Billionaire Steven A. Cohen, who founded the company, was not accused of any wrongdoing and not named in the settlements. The case has fueled speculation that Cohen may be the ultimate target of the investigation by the Securities and Exchange Commission and federal prosecutors.
The SEC’s deal dwarfs the $400-million fine the agency slapped on junk-bond king Michael Milken, who came to exemplify the rampant sharing of illicit information on Wall Street during the 1980s.
The cases stem from a long-running insider-trading probe of hedge funds, many of which are affiliated with SAC Capital. Clients have pulled nearly $2 billion from Connecticut-based SAC Capital as the probe led to the arrests of six former employees.
“This is closer to SAC Capital than the government has ever come before,” said Tom Gorman, a partner at the law firm Dorsey & Whitney and a former SEC enforcement official. “We’re moving up the chain, and you have to see how far up the chain they can get.”
The SEC said its investigation was continuing.
A spokesman for SAC Capital said Cohen “has done nothing wrong.”
Hedge fund CR Intrinsic Investors, an affiliate of SAC Capital, agreed to pay more than $600 million to the government. The deal stemmed from stock trading in two drug firms that the government alleged was based on information not available to ordinary investors.
The portfolio manager involved in the deals, Matthew Martoma, has pleaded not guilty in the case against him. The SEC settlement does not resolve that case.
Charles Stillman, a lawyer for Martoma, said in a statement: “We will never give up our fight for his vindication.”
Another affiliate, Sigma Capital Management, agreed to pay $14 million in a separate insider-trading settlement. This one involved stock transactions in Dell Inc.
The settlements did not include admissions or denials of wrongdoing.
“This settlement is a substantial step toward resolving all outstanding regulatory matters and allows the firm to move forward with confidence,” SAC Capital spokesman Jonathan Gasthalter said.
Ernest Badway, a former SEC enforcement attorney, said the settlements seemed to indicate the government’s probe into SAC Capital is progressing.

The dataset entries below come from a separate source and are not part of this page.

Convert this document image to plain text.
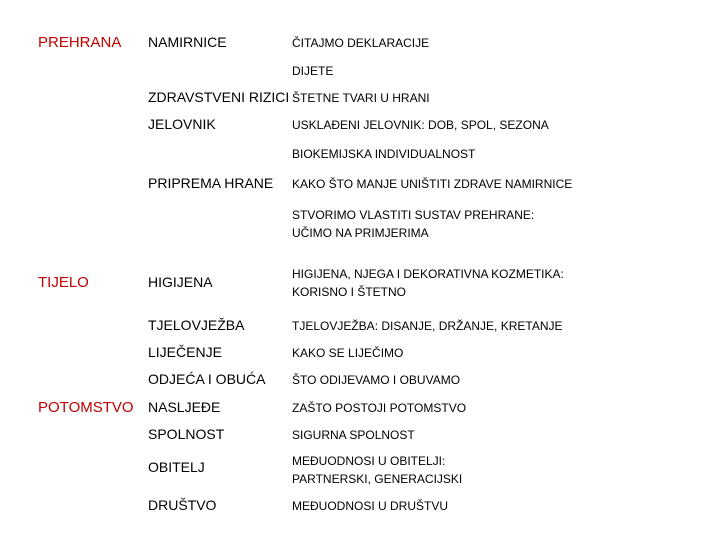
PREHRANA
TIJELO
POTOMSTVO
NAMIRNICE
ZDRAVSTVENI RIZICI
JELOVNIK
PRIPREMA HRANE
HIGIJENA
TJELOVJEŽBA
LIJEČENJE
ODJEĆA I OBUĆA
NASLJEĐE
SPOLNOST
OBITELJ
DRUŠTVO
ČITAJMO DEKLARACIJE
DIJETE
ŠTETNE TVARI U HRANI
USKLAĐENI JELOVNIK: DOB, SPOL, SEZONA
BIOKEMIJSKA INDIVIDUALNOST
KAKO ŠTO MANJE UNIŠTITI ZDRAVE NAMIRNICE
STVORIMO VLASTITI SUSTAV PREHRANE: UČIMO NA PRIMJERIMA
HIGIJENA, NJEGA I DEKORATIVNA KOZMETIKA: KORISNO I ŠTETNO
TJELOVJEŽBA: DISANJE, DRŽANJE, KRETANJE
KAKO SE LIJEČIMO
ŠTO ODIJEVAMO I OBUVAMO
ZAŠTO POSTOJI POTOMSTVO
SIGURNA SPOLNOST
MEĐUODNOSI U OBITELJI: PARTNERSKI, GENERACIJSKI
MEĐUODNOSI U DRUŠTVU
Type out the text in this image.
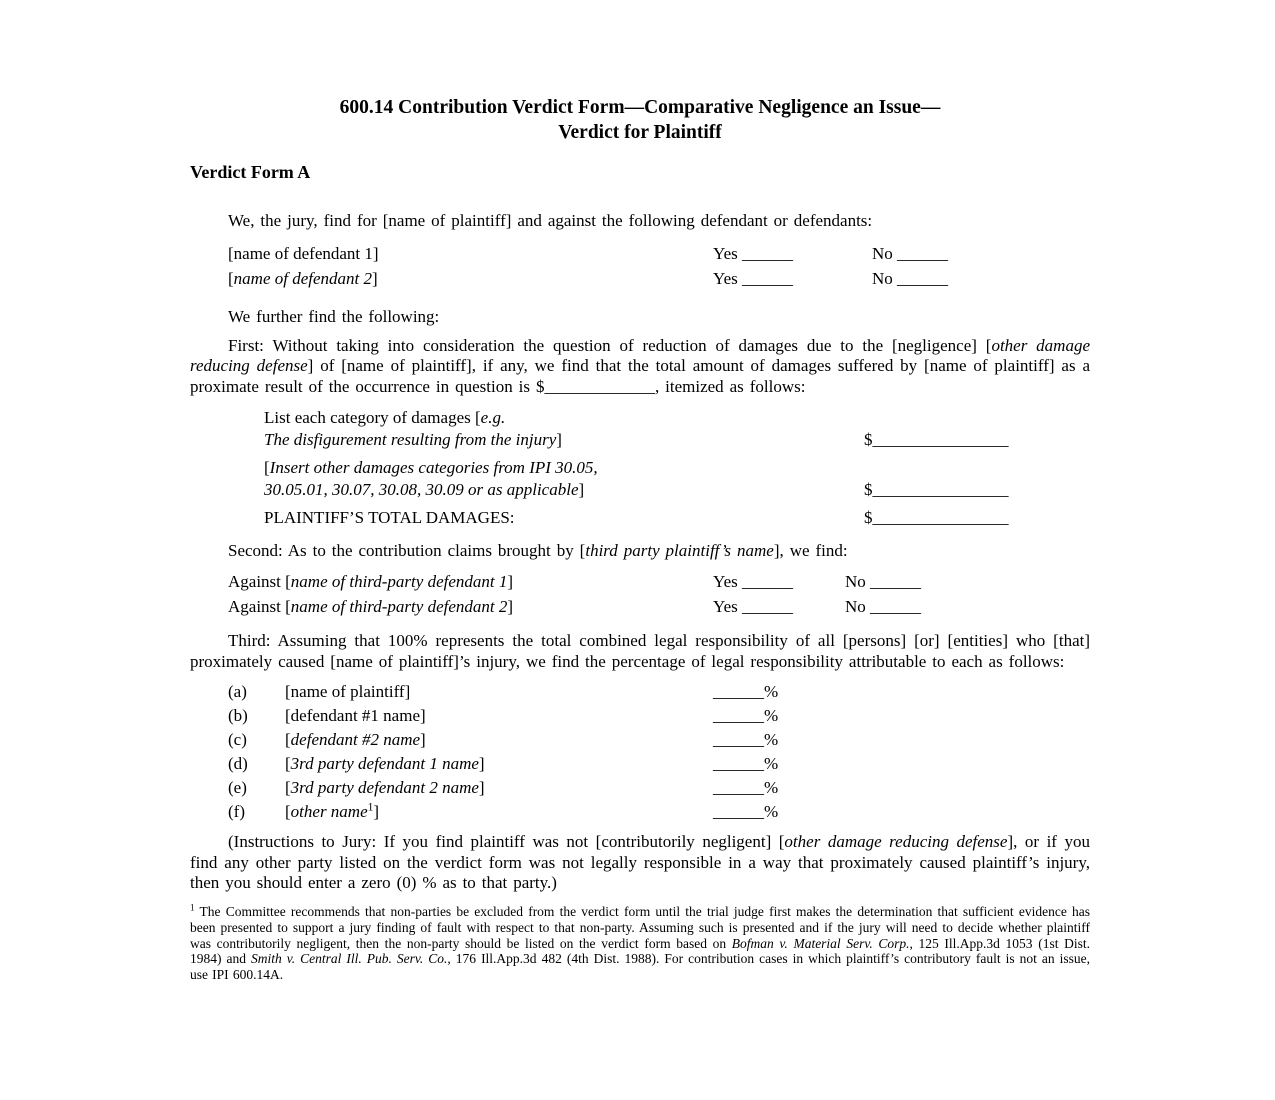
600.14 Contribution Verdict Form—Comparative Negligence an Issue—
Verdict for Plaintiff
Verdict Form A

We, the jury, find for [name of plaintiff] and against the following defendant or defendants:

[name of defendant 1]	Yes ______	No ______
[name of defendant 2]	Yes ______	No ______

We further find the following:

First: Without taking into consideration the question of reduction of damages due to the [negligence] [other damage reducing defense] of [name of plaintiff], if any, we find that the total amount of damages suffered by [name of plaintiff] as a proximate result of the occurrence in question is $_____________, itemized as follows:

List each category of damages [e.g.
The disfigurement resulting from the injury]	$________________
[Insert other damages categories from IPI 30.05,
30.05.01, 30.07, 30.08, 30.09 or as applicable]	$________________
PLAINTIFF’S TOTAL DAMAGES:	$________________

Second: As to the contribution claims brought by [third party plaintiff’s name], we find:

Against [name of third-party defendant 1]	Yes ______	No ______
Against [name of third-party defendant 2]	Yes ______	No ______

Third: Assuming that 100% represents the total combined legal responsibility of all [persons] [or] [entities] who [that] proximately caused [name of plaintiff]’s injury, we find the percentage of legal responsibility attributable to each as follows:

(a) [name of plaintiff]	______%
(b) [defendant #1 name]	______%
(c) [defendant #2 name]	______%
(d) [3rd party defendant 1 name]	______%
(e) [3rd party defendant 2 name]	______%
(f) [other name$^1$]	______%

(Instructions to Jury: If you find plaintiff was not [contributorily negligent] [other damage reducing defense], or if you find any other party listed on the verdict form was not legally responsible in a way that proximately caused plaintiff’s injury, then you should enter a zero (0) % as to that party.)

$^1$ The Committee recommends that non-parties be excluded from the verdict form until the trial judge first makes the determination that sufficient evidence has been presented to support a jury finding of fault with respect to that non-party. Assuming such is presented and if the jury will need to decide whether plaintiff was contributorily negligent, then the non-party should be listed on the verdict form based on Bofman v. Material Serv. Corp., 125 Ill.App.3d 1053 (1st Dist. 1984) and Smith v. Central Ill. Pub. Serv. Co., 176 Ill.App.3d 482 (4th Dist. 1988). For contribution cases in which plaintiff’s contributory fault is not an issue, use IPI 600.14A.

“No one writes a check for $600 million unless there are serious issues,” said Badway, now in private practice at the firm Fox Rothschild in New York and New Jersey. “It sounds to me like people are talking, and they are gaining more information.”
The settlement was more than the $550-million securities-fraud settlement reached with investment banking giant Goldman Sachs.
It was also far larger than the $156-million fine against Raj Rajaratnam, a hedge fund manager serving prison time for orchestrating a sprawling insider-trading network. A jury convicted Rajaratnam of insider-trading charges in 2011.
The SEC declined to say what might come next in its efforts to combat insider trading. But agency officials hoped the settlements would send a strong signal to Wall Street firms that they should better police their employees.
“We can’t tolerate a market rigged for the benefit of insiders and their cronies,” George Canellos, the SEC’s acting enforcement director, told reporters.